Photo by Eliza Billingham
Laura Lee Misterly of Quilisascut Farm;
IImagine chatting with your doctor We discussed two options for treatment: take medicine or eat a burger. Which would you choose?
Casey Carr, a licensed naturopathic doctor in Coeur d’Alene, isn’t trying to slam pharmaceuticals, but she does try to offer her patients a wide range of health tools before they reach for a prescription. For Carr, one of the best medicines to protect and heal our bodies is what we put into them every day: the food we eat.
“Given the right materials and foundation, the human body has the ability to heal itself,” Carr says. “I try to stimulate that in a variety of ways.”
To that end, Carr will be collaborating with local farmers and ranchers to host three farm-to-table events this summer that she calls “food as produce,” an effort to discuss how soil, food, and agricultural practices impact not only the planet but our own physical and mental health. In addition to dinner, each night will include an educational component and plenty of time for conversation with the farmers who are the stars of the meal.
“Most farm-to-table meals are all about the food,” Carr says. “Of course, the food is great, but often the farmer is invisible.” [After] Having worked with many dedicated farmers, they contribute to people’s health in a different way, just like doctors, and they need to be at the center of this conversation.”
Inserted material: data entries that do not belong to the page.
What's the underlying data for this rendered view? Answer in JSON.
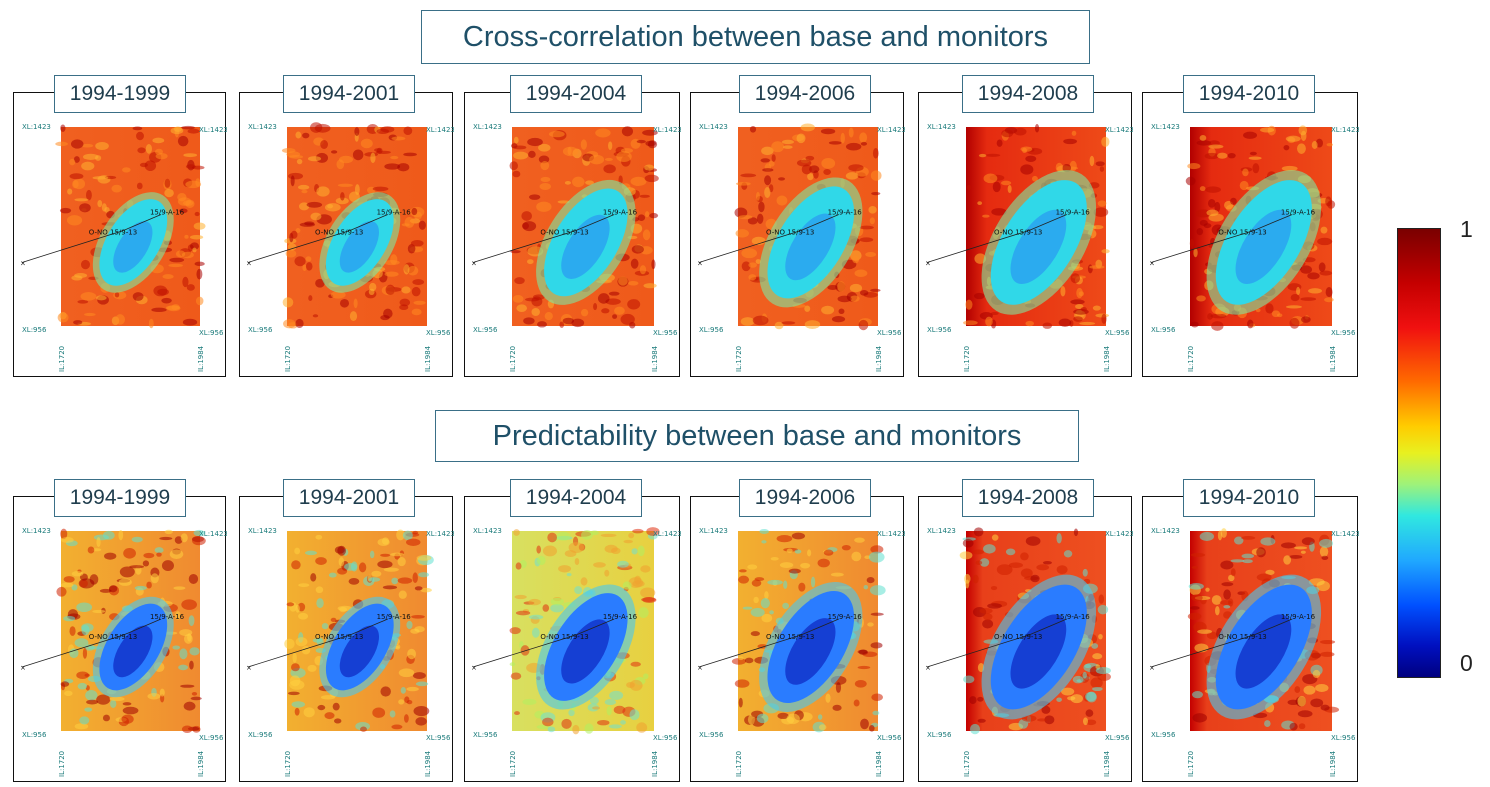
{
  "sections": [
    {
      "title": "Cross-correlation between base and monitors",
      "panels": [
        {
          "label": "1994-1999",
          "anomaly": 0.55
        },
        {
          "label": "1994-2001",
          "anomaly": 0.55
        },
        {
          "label": "1994-2004",
          "anomaly": 0.8
        },
        {
          "label": "1994-2006",
          "anomaly": 0.85
        },
        {
          "label": "1994-2008",
          "anomaly": 1.0
        },
        {
          "label": "1994-2010",
          "anomaly": 1.0
        }
      ]
    },
    {
      "title": "Predictability between base and monitors",
      "panels": [
        {
          "label": "1994-1999",
          "anomaly": 0.55
        },
        {
          "label": "1994-2001",
          "anomaly": 0.55
        },
        {
          "label": "1994-2004",
          "anomaly": 0.8
        },
        {
          "label": "1994-2006",
          "anomaly": 0.85
        },
        {
          "label": "1994-2008",
          "anomaly": 1.0
        },
        {
          "label": "1994-2010",
          "anomaly": 1.0
        }
      ]
    }
  ],
  "map_annotations": {
    "xl_top": "XL:1423",
    "xl_bottom": "XL:956",
    "il_left": "IL:1720",
    "il_right": "IL:1984",
    "well_a": "15/9-A-16",
    "well_b": "O-NO 15/9-13"
  },
  "colorbar": {
    "max_label": "1",
    "min_label": "0",
    "colors": [
      "#7a0000",
      "#e01010",
      "#ff8a00",
      "#e8f020",
      "#30e8e0",
      "#0050ff",
      "#000080"
    ]
  }
}
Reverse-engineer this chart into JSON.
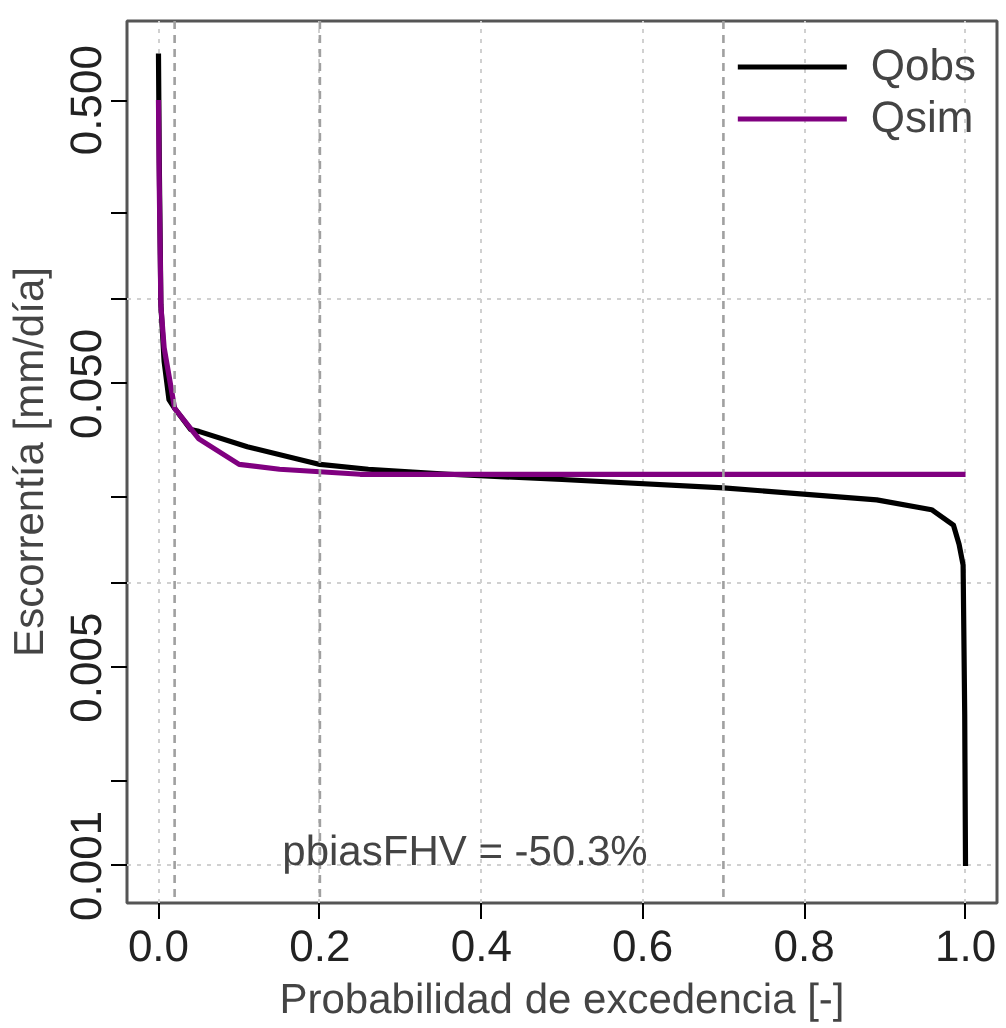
{
  "chart_data": {
    "type": "line",
    "xlabel": "Probabilidad de excedencia [-]",
    "ylabel": "Escorrentía [mm/día]",
    "log": "y",
    "grid": true,
    "legend": "top right",
    "line_style": "solid",
    "marker": "none",
    "xlim": [
      -0.039,
      1.039
    ],
    "ylim": [
      0.00074,
      0.95
    ],
    "xticks": [
      {
        "value": 0,
        "label": "0.0"
      },
      0.2,
      0.4,
      0.6,
      0.8,
      {
        "value": 1,
        "label": "1.0"
      }
    ],
    "yticks": [
      {
        "value": 0.001,
        "label": "0.001"
      },
      {
        "value": 0.002,
        "label": null
      },
      {
        "value": 0.005,
        "label": "0.005"
      },
      {
        "value": 0.01,
        "label": null
      },
      {
        "value": 0.02,
        "label": null
      },
      {
        "value": 0.05,
        "label": "0.050"
      },
      {
        "value": 0.1,
        "label": null
      },
      {
        "value": 0.2,
        "label": null
      },
      {
        "value": 0.5,
        "label": "0.500"
      }
    ],
    "series": [
      {
        "name": "Qobs",
        "color": "#000000",
        "x": [
          0,
          0.001,
          0.003,
          0.007,
          0.013,
          0.02,
          0.04,
          0.05,
          0.11,
          0.2,
          0.26,
          0.36,
          0.5,
          0.7,
          0.89,
          0.958,
          0.985,
          0.992,
          0.997,
          0.999,
          1.0
        ],
        "values": [
          0.73,
          0.3,
          0.095,
          0.06,
          0.044,
          0.041,
          0.0345,
          0.034,
          0.03,
          0.026,
          0.025,
          0.024,
          0.023,
          0.0215,
          0.0195,
          0.018,
          0.0159,
          0.0136,
          0.0115,
          0.0034,
          0.001
        ]
      },
      {
        "name": "Qsim",
        "color": "#800080",
        "x": [
          0,
          0.001,
          0.003,
          0.007,
          0.02,
          0.05,
          0.1,
          0.15,
          0.2,
          0.25,
          0.5,
          0.75,
          1.0
        ],
        "values": [
          0.5,
          0.25,
          0.094,
          0.067,
          0.041,
          0.032,
          0.026,
          0.025,
          0.0245,
          0.024,
          0.024,
          0.024,
          0.024
        ]
      }
    ],
    "ref_lines": [
      {
        "axis": "x",
        "value": 0.02,
        "color": "#a0a0a0",
        "line_style": "dashed"
      },
      {
        "axis": "x",
        "value": 0.2,
        "color": "#a0a0a0",
        "line_style": "dashed"
      },
      {
        "axis": "x",
        "value": 0.7,
        "color": "#a0a0a0",
        "line_style": "dashed"
      }
    ],
    "annotations": [
      "pbiasFHV = -50.3%"
    ]
  }
}
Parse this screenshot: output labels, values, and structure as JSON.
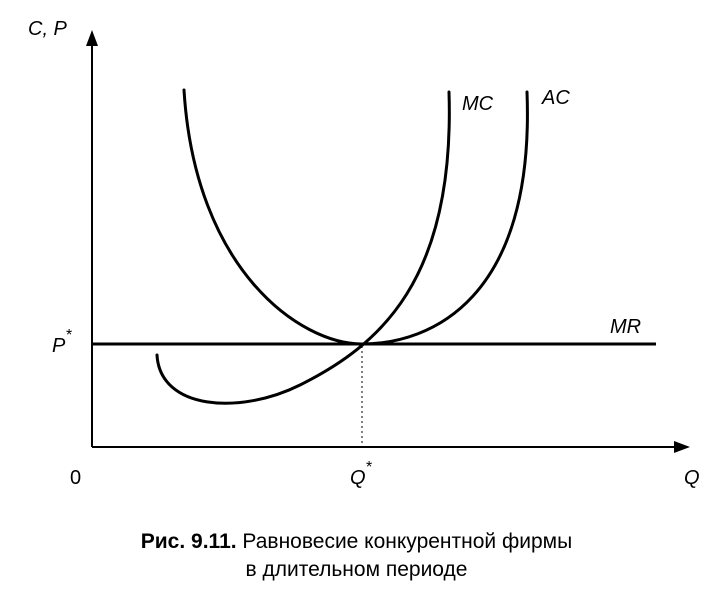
{
  "axes": {
    "y_label": "C, P",
    "x_label": "Q",
    "origin_label": "0",
    "p_star_label": "P",
    "q_star_label": "Q",
    "star": "*"
  },
  "curves": {
    "mc_label": "MC",
    "ac_label": "AC",
    "mr_label": "MR"
  },
  "caption": {
    "number": "Рис. 9.11.",
    "line1": "Равновесие конкурентной фирмы",
    "line2": "в длительном периоде"
  }
}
The first Food as Farmacy event will be held June 1 at Quillisascut Farm in Rice, Washington, for $70 per seat. In addition to eating a meal made entirely from farm-sourced ingredients, 15 attendees will learn cheesemaking from farmer and cheesemaker Lora Lea Misterly and take home a fresh goat chèvre they made themselves.
The second event will be a family-friendly burger night on June 29 at Castle Rock Ranch in Kingston, Idaho. Up to 150 attendees can learn about ranchers Albert Walsh and Jordan Shay’s regenerative beef herd and enjoy delicious burgers on homemade buns. Admission is $40 for adults, half price for children 12 and under and free for children 6 and under..
The final event of the season will be held at the new Genesis Mountain Farm near Sandpoint. Tour the hydroponic greenhouse that can feed hundreds of people year-round and learn how to make low-waste Italian salami from Seattle chef Seamus Pratt. This upscale banquet costs $160 per person and seats about 50 people.
“I think a big part of the appeal for people who come here is being able to talk to the people who actually manage the land and the animals,” says Castle Rock’s Shay. “Our hope is that people who come to eat with us and spend time with us aren’t necessarily just coming to eat. They’re coming for the experience. They want to learn something and find out how what we do is different.”
Kirisaskia goats produce healthy soil and cheese.
Carr had always wanted to be a doctor. Growing up, several family members died young, mostly from cancer. As a teenager, her aunt was diagnosed with stage 4 pancreatic cancer.
“She underwent all the conventional treatments: chemotherapy, radiation, surgery,” Carr says, “but she was the first person in my family to also change her diet. She and her husband completely overhauled their diet, and I saw it really transform her health and her husband’s health. That was my awakening to the concept of ‘food is medicine’ in a very general sense. To see that firsthand — to see it extend her life and her quality of life — was truly amazing.”
She first studied medicine and nutritional science at Cornell University, then did a four-month internship on a farm in Tuscany.
“I learned more about food and food as medicine in four months there than I did in four years at Cornell,” she says. “It was a really eye-opening experience and really lit a fire in me about the difference between nutrition and nourishment, which are both so important, but we often forget about the nutrition part in our current food system.”
For Carr, nutrition is more than just taking in calories: it’s about eating good food to prevent future illness, checking your stress levels while eating to see how they affect your digestion, and giving your body what it needs to regulate hormones and fight infections. Carr believes farmers are crucial to health because nutritious food comes from nutritious soil.
“There’s a difference between carrots grown in composted organic soil and carrots you buy at the grocery store in February in Washington state,” she says. “My medical practice was born from the realization that what we eat three times a day is the medicine we take, whether we think of it that way or not.” [I try to be] “You have to be careful about blaming food, but really try to get people to think a little bit more about where their food comes from and about quality and quantity.”
Carr encourages her patients to think of food as a tool of empowerment, a way to take control of their daily health. “Nobody’s perfect,” she is quick to add. And she’s well aware that healthy foods are often the most expensive foods in the U.S. But, as she points out, chronic illnesses are expensive, too.
The three Food as Farmacy events are Carr’s way of inviting the wider community to think more deeply about the interconnections between soil, animal, plant and human health.
“It’s a mix of all of my passions: food, medicine, agriculture and the farmers who make it all happen,” she says. ♦
For ticket sales, location details and other information, visit foodasfarmacy.com.